Roger Ascham (1515-68) and his famous works

Roger Ascham (1515-68) was a distinguished scholar in Latin and classical languages. Ascham was born in Yorkshire and entered Cambridge University at the age of fourteen. He completed his bachelor’s degree at the age of eighteen and soon after was made a fellow of the university. He was the tutor to Elizabeth and later her secretary. Catholic Queen Mary gave him a prominent administrative post to the surprise of all. Queen Mary could recognize the potentiality of his personality and offered him the position as a recognition of his merit. Later, when Elizabeth became the Queen, he became her secretary. In 1538, he was made a Greek reader at St. John’s College, Cambridge, and later in 1546, he was made public orator of the Cambridge University.

His famous work Toxophilus published in 1545 is a treatise on the art of shooting with the longbow archery. It is in accepted dialogue for dwelling upon the function of physical exercise. He prescribes practice with the bow as an essential and useful national exercise. Though he advocates classical discipline in English prose, his language, paradoxically enough, is more native than classical. It focuses mainly on English sport and imparted the lesson that practice, physical work, and sheer repetition is more useful in certain arts than mere theory.
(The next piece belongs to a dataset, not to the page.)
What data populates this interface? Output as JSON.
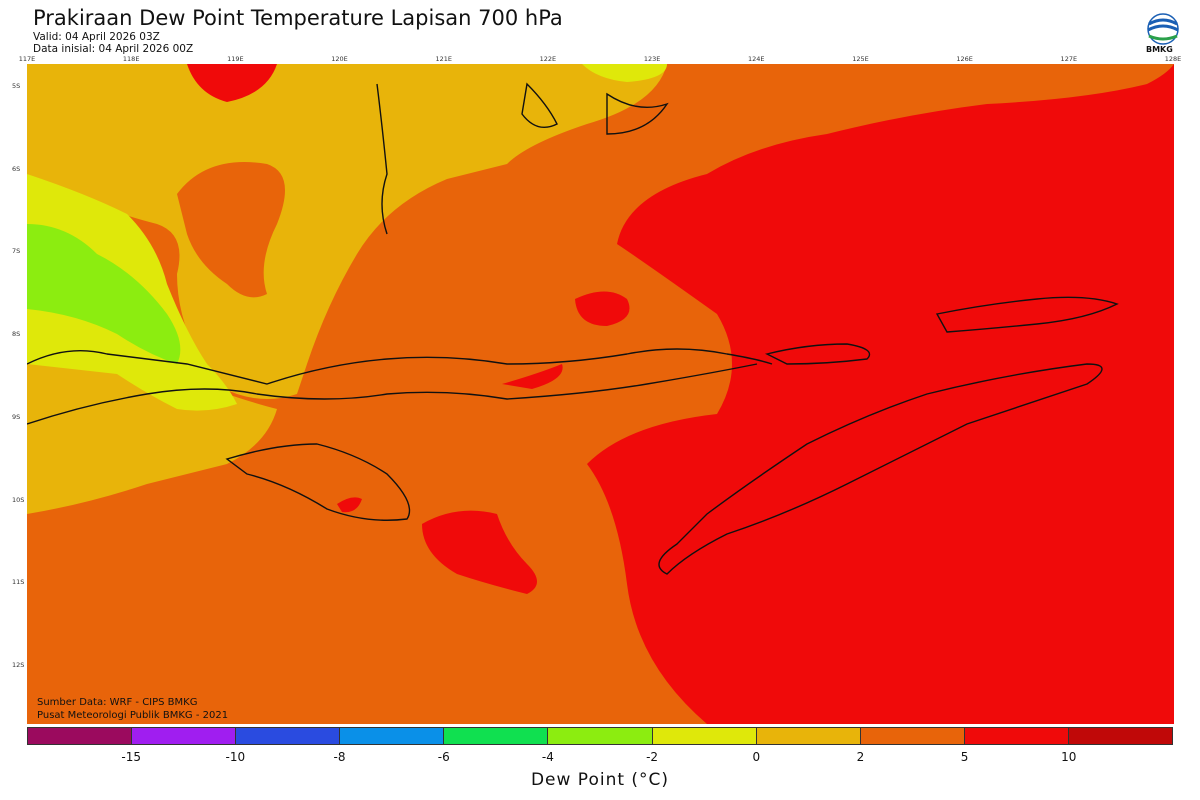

This essay, written in straightforward English free of the pretentious language of other academics, won the favor of King Henry VIII, who granted Ascham a pension of ten pounds a year.
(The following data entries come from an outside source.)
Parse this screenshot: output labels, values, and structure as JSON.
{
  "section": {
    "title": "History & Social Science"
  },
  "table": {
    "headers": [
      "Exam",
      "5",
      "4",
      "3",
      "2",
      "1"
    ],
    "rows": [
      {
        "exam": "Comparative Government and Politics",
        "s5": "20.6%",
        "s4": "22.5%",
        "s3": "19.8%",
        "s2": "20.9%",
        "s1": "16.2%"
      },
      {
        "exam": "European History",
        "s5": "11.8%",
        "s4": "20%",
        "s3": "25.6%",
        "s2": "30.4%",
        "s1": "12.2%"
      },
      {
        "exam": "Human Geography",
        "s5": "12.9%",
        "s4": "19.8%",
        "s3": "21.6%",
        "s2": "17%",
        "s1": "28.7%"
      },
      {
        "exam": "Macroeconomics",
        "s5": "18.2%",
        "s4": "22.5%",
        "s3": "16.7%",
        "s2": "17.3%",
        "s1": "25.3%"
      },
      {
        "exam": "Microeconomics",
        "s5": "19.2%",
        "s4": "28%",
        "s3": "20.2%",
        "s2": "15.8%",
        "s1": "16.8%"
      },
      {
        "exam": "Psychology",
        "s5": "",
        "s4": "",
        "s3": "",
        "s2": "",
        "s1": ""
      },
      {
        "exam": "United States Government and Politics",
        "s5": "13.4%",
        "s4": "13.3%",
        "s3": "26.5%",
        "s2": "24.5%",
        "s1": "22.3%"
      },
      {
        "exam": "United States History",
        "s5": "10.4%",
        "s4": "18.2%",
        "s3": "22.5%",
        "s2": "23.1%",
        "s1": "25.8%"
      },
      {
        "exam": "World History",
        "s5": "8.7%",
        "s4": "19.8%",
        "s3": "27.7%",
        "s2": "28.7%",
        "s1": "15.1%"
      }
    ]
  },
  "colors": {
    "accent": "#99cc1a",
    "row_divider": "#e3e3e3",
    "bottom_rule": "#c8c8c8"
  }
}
His other famous work The Schoolmaster was published in 1570. It was a famous treatise on the teaching of Latin. It is worth noting here that in the last phase of the Pre-Elizabethan Age there was a Cambridge School of Criticism of which Roger Ascham, Sir John Choke, and Thomas Wilson were the leaders who aimed at criticising the over the elaboration of style. They opposed “inkhorn” terms and the aureate phraseology of the 15th century and were anxious that English should be written pure. He regrets the lapse of the English poets into bad and uncouth rhyming and champions the disciplined style of classical masters. Roger Ascham starting with the avowed object to write the English matters in the English manner for English men had proved false to his object by advocating the classical “Versing” in English that is reluctant to employ. But that is no reason why we should denounce him the glory of writing the first literary criticism of English for it is he who paves the way for George Gascoigne’s (1539- 77) certain notes of instructions commonly regarded as the first piece of pure literary criticism.